Finding a quick escape from Washington’s tourists, protestors, and policy, I brought myself to Daniel Boulud’s self-titled restaurant on the upper east side of New York. Since moving from the upper west side in 1993, the restaurant has been collecting patrons just as fast as it is collecting awards. Redesigned and opened in its present location in 2008, the restaurant showcases impressive neo-classical architecture by designer Adam D. Tihany, bringing together the best of the old and the new.
Quickly after opening, the restaurant was rated one of the top ten restaurants in the world by the International Herald Tribune. Chef Boulud was named Chef of the Year by Bon Appétit, and Daniel received Gourmet’s Top Table Award, a four-star rating from the New York Times, Wine Spectator’s Grand Award, and New York City’s top ratings for cuisine, service and decor in the Zagat Survey.
Service is comfortable, but professionally tailored as if one were being ushered into a candle lit playhouse. To that, each course becomes an anticipated new act. Tastings of poached baby shrimp with minted pea coulis, asparagus and yellow pea shoot open the senses and were delightfully presented.
Before I progress beyond the menu, the cocktails must be addressed. Xavier Harit, is the Principal Bartender at Daniel and has been revolutionizing mixology since the age of 16, where he finished school and quickly became #1 bartender in Europe at the Hotel Plaza Athenee. Impassioned but respectful, he has created an exciting cocktail menu consisting of memorable libations. From a champagne mojito to the redesign of the classic Cosmo (Magenta Dendrobium orchid encased in an ice orb, Vodka, St. Germain Elderflower Liquor, Lime Juice, White Cranberry Juice), this menu will leave patrons with amused gratification.
A personal favorite, aptly named “the Revolutionary,” dresses bourbon with White Crème de Menthe, White Crème de Cacao & Absynthe. You will see in the video presented that a strawberry margarita is deconstructed and rebuilt with Cointreau beads. Amazing.
Appetizers of hazelnut crusted Maine sea scallops and artichoke ravioli in a saffron sauce kept me speechless as offerings of artisan bread were offered. The main course was duck breast finished with watermelon radish and a bigarrade sauce (port, demi-glaze, and orange) and yellowfin tuna with Hawaiian hearts of palm were marvelous.

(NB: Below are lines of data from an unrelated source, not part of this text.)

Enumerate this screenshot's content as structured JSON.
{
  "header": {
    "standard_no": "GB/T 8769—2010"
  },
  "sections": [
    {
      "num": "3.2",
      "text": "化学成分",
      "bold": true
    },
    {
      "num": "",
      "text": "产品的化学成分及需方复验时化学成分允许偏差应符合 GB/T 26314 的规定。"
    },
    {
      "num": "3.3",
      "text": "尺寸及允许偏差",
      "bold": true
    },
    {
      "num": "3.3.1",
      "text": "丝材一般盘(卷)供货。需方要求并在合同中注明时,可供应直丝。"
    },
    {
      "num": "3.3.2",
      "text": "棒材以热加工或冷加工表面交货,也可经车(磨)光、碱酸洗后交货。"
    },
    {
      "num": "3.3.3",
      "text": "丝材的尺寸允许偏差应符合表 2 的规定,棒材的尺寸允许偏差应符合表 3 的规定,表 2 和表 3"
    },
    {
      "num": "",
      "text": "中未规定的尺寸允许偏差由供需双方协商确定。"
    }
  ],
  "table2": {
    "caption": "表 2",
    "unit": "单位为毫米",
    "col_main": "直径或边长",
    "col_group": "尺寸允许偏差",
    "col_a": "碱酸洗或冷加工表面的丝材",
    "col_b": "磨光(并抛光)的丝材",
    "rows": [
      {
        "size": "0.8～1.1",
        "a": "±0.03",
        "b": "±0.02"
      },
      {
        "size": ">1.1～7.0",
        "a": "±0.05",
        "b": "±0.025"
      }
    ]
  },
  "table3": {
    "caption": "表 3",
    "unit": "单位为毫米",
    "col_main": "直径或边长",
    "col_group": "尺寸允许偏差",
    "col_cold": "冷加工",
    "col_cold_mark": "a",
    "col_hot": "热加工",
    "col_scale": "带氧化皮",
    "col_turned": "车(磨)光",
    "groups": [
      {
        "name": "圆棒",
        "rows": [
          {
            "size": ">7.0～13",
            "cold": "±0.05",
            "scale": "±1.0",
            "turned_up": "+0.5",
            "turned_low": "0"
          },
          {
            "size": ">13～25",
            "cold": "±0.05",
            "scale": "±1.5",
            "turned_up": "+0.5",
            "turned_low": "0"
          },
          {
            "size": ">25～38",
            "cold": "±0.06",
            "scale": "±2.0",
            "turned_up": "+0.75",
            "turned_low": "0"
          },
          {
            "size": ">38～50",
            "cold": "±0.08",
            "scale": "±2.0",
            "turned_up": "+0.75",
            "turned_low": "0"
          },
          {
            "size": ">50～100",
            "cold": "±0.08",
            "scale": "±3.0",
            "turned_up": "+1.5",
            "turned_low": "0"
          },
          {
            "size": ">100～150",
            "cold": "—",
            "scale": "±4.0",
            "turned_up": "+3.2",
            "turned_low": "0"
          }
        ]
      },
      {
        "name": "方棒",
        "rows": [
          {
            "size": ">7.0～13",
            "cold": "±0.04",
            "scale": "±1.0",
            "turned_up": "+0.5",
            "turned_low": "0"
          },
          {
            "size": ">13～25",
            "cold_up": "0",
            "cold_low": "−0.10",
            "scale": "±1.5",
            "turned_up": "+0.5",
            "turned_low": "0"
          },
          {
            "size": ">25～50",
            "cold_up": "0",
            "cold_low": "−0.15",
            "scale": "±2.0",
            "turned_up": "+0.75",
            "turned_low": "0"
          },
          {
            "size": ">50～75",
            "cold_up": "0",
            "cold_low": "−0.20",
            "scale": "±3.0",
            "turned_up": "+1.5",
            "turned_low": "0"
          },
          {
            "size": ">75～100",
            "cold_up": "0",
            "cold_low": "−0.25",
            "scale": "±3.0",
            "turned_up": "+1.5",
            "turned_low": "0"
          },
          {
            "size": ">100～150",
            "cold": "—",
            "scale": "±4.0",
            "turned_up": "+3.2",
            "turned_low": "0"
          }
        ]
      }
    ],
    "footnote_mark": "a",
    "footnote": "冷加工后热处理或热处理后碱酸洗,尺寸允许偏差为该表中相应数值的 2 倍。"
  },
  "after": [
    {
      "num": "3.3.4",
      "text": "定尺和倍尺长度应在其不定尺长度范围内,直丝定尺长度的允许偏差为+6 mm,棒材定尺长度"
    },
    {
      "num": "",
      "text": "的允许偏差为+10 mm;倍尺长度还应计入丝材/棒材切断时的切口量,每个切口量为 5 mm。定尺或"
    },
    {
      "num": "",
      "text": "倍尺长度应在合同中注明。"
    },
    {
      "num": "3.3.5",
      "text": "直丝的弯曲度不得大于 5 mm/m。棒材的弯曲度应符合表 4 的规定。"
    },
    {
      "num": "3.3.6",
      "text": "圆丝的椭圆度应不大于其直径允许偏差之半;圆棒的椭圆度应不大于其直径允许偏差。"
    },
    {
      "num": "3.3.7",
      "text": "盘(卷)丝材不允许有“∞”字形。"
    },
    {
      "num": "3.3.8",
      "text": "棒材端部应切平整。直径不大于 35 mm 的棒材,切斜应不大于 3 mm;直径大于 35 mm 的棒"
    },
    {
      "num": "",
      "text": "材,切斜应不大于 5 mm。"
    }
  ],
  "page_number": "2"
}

A strong menu presented by Chef Jean Fracois Bruel was a celestial delight and the desserts that followed were just as symphonious. Pastry Chef Dominique Ansel provides a sweet international tour of exotic flavors. From a dessert using Rwandan coffee cream and another using lychee and candied rose petal and petit fours consisting of pistachio molleux nougat and another of red wine agar peals, there appeared to be no ending as new tastes were continually offered.
If you want to have a great experience dining in New York, I insist that you spend it at Restaurant Daniel.